それもあって、やんわり遠ざかったのだろう。
向かいの席に座った柳川が、すみませんと前置きをして、また問いかけて来る。
「環さんが作るお弁当が、総務課やそのほかの課でも、ちょっとした話題なんですよ」
「私は、作ってませんよ、同居人がせっせと作っているんです」
「そうなんですか? 営業課の補佐の方たちが、同じお弁当箱を使って、綺麗なお弁当を食べているから、どこで買ったのかと聞いた人が、『環さんの所で作ってもらっている』と聞いてきた物ですから、てっきり環さんが五人分というたくさんのお弁当を、毎日作っている物だとばかり」
「そんな事出来るわけないじゃないですか。私には無理ですよ、無理! 作っているのは、料理が趣味で料理が娯楽で料理が仕事っていう、頭の中の四割が料理だろうって思う同居人です」
「いつの間に、同居人がいらしたんですか?」
「今のところに引っ越す時に、偶然が重なって同居人を迎える事になったんです」
まさか、こちらの事情をよく知らない相手に、押しかけて頼み込まれて同居している、というのは言いにくいため、依里はオブラートに包んでそう言った。
「もともとの知り合いですよね?」
「結構昔からの知り合いです。なので、気遣いとかあまりしなくて済む相手でもあります」
ここでも、男と同居だと言うと、また変な勘違いや探り合いになるので、あえて言わなかった依里だった。
その後の話題は、当たり障りなく、誰しも一度は話題にするであろう、成績優秀者が招待されるクリスマスパーティの事になった。

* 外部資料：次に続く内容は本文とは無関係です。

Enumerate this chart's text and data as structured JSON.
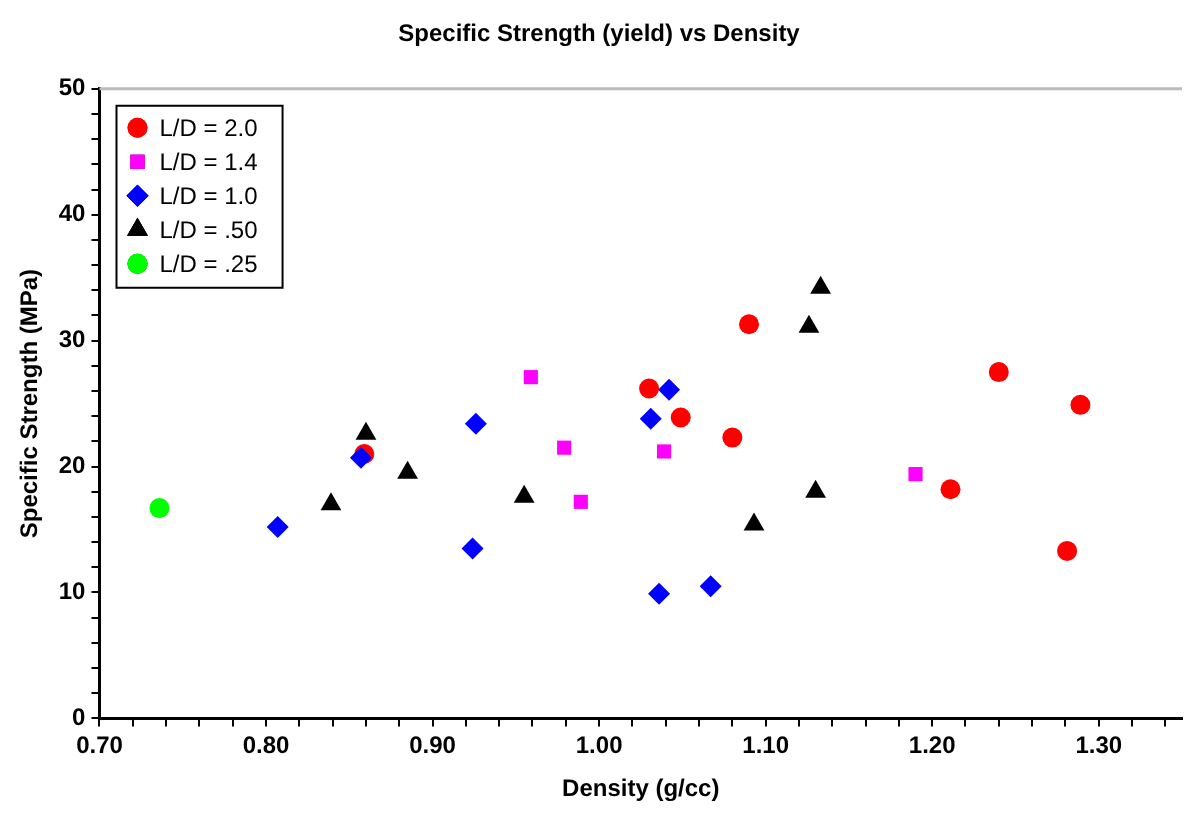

「柳川さんは参加されるんですか? そうしたら皆さん、きっと気合い入れますね」
「私は色々な関係で、参加せざるを得ないんですよ」
親会社の社長の親族だものな、と依里は納得した。そう言ったしがらみは多かろう。
しかし、依里は自分が成績優秀者ではないと考えいていたため、こう言った。
「やはり会場って素敵なんでしょうか。話は聞くんですけれど、お恥ずかしながら一度も参加した事がないので」
「そうでしたか。私も今年まで海外で働いていたので、あまり詳しくはありませんが、知り合いの部長たちが言うには、かなり気合の入ったパーティだとの事です」
「すごいですね」
「この会社が、輸入食品などを取り扱っているため、クリスマスの事に関しては気合がかなり入るようだという話も」
納得である。その後当たり障りのない話は続き、仕事前に一度、化粧の確認をしに行った依里は、今回さっそく、女性社員に群がられた。
「柳川さんと何を話していたんです?」
あなたみたいな人が何を喋るのだと言わんばかりの顔をされている。
皆敵意に満ちた眼差しなので、依里は落ち着いた声で答えた。
「お弁当の話と、それから、今年行われるクリスマスパーティの話題です。どんなものなのだろうという話題が中心でしたよ」
「本当に? ずうずうしく約束を取り付けたとかじゃないでしょうね」
「そんな事しませんよ。出来るわけないじゃないですか」
依里が心底そうでしょう、と言いたげな声で言った事に納得したのか、彼女たちは退いたのだった。